Seluruh sekolah sudah tau mengenai kejadian antara Vio dan Jondan.
Tapi yang membuat mereka bertanya-tanya adalah kenapa Jondan yang babak belur bukan Vio?
Jondan harus izin sekolah, sedangkan Vio terlihat baik-baik saja dan sekarang berada di sekolah.
"Vi, bukannya kemarin lo berantem sama Jondan? Tapi kok lo sehat-sehat aja sih?" ucap Niko yang duduk didepan Vio.
Vio dan Niko sedang berada di kelas, hanya mereka berdua. Tanpa Melani, Ara, Alisa, ataupun murid lainnya. Saat ini para murid sekolah sedang melakukan kegiatan Jumat bersih rutinan.
"Lo lupa? Gue sado, gue ini berjiwa psycho!" ucap Vio menyombongkan diri.
Niko memutar bola matanya malas, "jujur aja, lo pakai ajian apa?"
"Tau aja lo. Gue pakai—"
Vio membisikkan sesuatu di telinga Niko, membuat Niko melotot dan menatapnya tidak percaya.
"Lo mau coba?" tawar Vio.
"Ogah! Lo gila ya, bisa abis gue kalau ketahuan bokap!"
"Ah elah, yaudah gue kasih yang gampang!" Vio merogoh sesuatu di dalam tasnya, setelah mencari-cari akhirnya dia menemukan sebuah kain yang dilipat menjadi bentuk segiempat.
Vio menyodorkan kain yang ditemukannya kepada Niko, Niko yang tidak curiga menerimanya begitu saja.
"Apa ni?"
"Liat aja."
Niko yang penasaran membuka lipatan kain perlahan, dia berteriak saat tahu bahwa ada bercak darah dan satu buah mata yang dia yakini adalah mata hewan yang tidak berdosa.
"Pfft, cemen lu ah!"
"VIO! Lo pikir gue nggak bakalan takut gitu? Itu mata, mata, MATA VIO!!!"
"Gue biasa aja! Emang lo yang penakut!"
"Heh, lo-" Niko menghentikan ucapannya, dia tertegun dan baru sadar bahwa Vio sekarang sedang tertawa.
Bukan tawa jahat ataupun menghina, tapi benar-benar tertawa. Dia belum pernah melihat Vio yang sekarang ada di depannya, apa mungkin dia salah lihat? Tidak, bahkan setelah mengucek matanya berkali-kali yang ada di depannya adalah Vio yang sama.
"Vi, lo sakit? Apa gue salah orang yaa?"
"Maksutnya?"
"Soalnya lo ketawa, gue belum pernah liat Vio yang—aaa goblok!"

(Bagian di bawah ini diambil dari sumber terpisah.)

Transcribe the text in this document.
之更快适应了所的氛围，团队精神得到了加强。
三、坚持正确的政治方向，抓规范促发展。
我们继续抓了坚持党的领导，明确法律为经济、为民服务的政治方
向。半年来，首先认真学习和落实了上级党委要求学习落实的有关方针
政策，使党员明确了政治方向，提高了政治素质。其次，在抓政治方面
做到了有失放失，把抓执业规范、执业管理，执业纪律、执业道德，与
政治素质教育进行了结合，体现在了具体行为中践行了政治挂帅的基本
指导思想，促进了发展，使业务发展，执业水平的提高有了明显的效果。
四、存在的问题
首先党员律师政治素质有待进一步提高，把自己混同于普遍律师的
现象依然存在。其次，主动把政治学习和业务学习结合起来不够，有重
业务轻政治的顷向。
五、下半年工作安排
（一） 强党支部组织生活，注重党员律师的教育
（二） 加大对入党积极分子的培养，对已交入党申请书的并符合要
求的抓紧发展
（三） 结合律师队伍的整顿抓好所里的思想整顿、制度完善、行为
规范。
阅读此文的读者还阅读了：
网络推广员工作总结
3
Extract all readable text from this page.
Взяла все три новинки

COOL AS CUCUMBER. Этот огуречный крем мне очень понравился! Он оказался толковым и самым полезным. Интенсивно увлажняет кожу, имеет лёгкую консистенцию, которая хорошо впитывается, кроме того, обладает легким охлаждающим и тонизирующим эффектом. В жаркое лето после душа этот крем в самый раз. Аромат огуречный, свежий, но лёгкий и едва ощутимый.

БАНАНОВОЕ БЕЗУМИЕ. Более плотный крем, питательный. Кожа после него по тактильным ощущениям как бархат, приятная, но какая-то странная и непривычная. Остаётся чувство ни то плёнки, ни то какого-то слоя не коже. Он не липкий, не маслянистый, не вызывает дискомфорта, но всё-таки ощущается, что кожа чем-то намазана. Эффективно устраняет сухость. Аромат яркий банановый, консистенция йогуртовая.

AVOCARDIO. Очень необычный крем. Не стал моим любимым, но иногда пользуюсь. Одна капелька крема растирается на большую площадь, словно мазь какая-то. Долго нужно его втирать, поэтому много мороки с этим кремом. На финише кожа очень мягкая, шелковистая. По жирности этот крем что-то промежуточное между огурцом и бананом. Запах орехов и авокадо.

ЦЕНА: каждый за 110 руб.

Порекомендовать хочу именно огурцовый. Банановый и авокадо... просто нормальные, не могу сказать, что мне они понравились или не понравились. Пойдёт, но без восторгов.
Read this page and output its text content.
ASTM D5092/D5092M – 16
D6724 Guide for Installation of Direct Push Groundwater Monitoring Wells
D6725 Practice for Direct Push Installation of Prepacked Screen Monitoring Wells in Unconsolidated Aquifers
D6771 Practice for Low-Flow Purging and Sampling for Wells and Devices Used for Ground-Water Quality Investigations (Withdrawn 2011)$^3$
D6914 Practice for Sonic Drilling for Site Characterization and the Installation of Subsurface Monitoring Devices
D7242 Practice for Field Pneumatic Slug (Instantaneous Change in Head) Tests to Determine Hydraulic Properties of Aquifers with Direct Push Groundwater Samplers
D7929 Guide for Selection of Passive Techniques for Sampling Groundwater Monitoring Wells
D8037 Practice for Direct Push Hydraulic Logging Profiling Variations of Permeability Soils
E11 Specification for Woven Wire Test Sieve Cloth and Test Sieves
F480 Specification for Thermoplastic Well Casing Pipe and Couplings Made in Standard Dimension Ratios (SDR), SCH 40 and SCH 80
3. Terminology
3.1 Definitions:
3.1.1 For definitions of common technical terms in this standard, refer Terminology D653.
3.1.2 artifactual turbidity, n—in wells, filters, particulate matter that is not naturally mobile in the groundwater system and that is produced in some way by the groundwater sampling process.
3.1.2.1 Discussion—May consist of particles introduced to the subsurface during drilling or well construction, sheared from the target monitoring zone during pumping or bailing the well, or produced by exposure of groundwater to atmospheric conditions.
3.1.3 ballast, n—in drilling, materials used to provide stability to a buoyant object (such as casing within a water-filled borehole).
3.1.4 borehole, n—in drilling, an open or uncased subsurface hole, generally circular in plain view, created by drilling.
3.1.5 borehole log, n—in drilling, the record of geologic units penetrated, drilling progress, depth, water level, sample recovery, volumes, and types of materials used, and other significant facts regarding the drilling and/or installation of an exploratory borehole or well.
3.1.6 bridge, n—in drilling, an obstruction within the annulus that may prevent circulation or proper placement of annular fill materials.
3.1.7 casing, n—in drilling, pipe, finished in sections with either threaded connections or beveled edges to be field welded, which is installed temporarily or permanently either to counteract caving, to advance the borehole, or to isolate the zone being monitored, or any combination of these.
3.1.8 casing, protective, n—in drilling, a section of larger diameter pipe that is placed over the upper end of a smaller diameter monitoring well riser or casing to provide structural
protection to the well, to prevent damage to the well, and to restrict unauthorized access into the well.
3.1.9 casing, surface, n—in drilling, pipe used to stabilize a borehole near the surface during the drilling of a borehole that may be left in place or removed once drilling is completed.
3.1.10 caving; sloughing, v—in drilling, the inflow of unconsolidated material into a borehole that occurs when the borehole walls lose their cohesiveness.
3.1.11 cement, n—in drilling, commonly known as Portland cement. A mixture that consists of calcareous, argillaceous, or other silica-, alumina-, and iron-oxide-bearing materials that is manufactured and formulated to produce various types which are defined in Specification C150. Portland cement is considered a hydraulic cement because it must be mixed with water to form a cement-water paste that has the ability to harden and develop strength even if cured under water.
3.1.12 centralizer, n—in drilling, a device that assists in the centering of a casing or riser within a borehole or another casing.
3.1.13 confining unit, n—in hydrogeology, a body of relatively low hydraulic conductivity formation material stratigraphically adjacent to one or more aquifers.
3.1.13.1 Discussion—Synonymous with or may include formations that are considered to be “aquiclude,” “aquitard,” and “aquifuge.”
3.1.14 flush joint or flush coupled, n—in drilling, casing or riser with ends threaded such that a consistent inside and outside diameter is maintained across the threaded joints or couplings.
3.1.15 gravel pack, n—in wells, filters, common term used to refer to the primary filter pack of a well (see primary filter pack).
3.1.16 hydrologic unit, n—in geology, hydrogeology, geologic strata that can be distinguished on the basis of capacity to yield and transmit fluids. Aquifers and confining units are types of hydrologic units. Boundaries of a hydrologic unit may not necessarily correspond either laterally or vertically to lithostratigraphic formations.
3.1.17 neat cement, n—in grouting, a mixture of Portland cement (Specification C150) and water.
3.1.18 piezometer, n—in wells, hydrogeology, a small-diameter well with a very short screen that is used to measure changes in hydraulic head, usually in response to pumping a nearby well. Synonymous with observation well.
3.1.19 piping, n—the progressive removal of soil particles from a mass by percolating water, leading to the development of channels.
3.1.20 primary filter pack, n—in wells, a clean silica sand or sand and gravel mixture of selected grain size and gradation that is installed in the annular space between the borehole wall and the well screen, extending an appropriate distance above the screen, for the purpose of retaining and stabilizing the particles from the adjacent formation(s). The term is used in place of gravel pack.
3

Niko memegangi dadanya yang naik turun, dia refleks melompat mundur saat Vio menyentil mata yang tadi ada di lipatan kain kearahnya.
"Vio!"
Brak
Bang
Bruk
Pang
Klontang
Kelas yang semula rapi menjadi tidak karuan isinya karena Vio yang mengejar Niko dengan membawa kain yang terdapat bercak darah dan mencoba memasukkannya kedalam mulut Niko.
"Woii!"
Mereka berdua terus berlari bagaikan kucing dan tikus, mengelilingi kelas kemudian Niko berlari menuju pintu keluar kelas untuk menyelamatkan diri.
Bahkan sampai nafasnya tersengal-sengal dan dadanya naik turun, Vio tetap setia mengejarnya sambil membawa kain ditangan kanannya.
Melewati koridor koridor kelas, Niko memilih untuk bersembunyi di dalam toilet anak laki-laki. Meskipun Vio itu nekat, dia tetap akan menjaga image-nya dan tidak memasuki toilet laki-laki, Niko yakin itu.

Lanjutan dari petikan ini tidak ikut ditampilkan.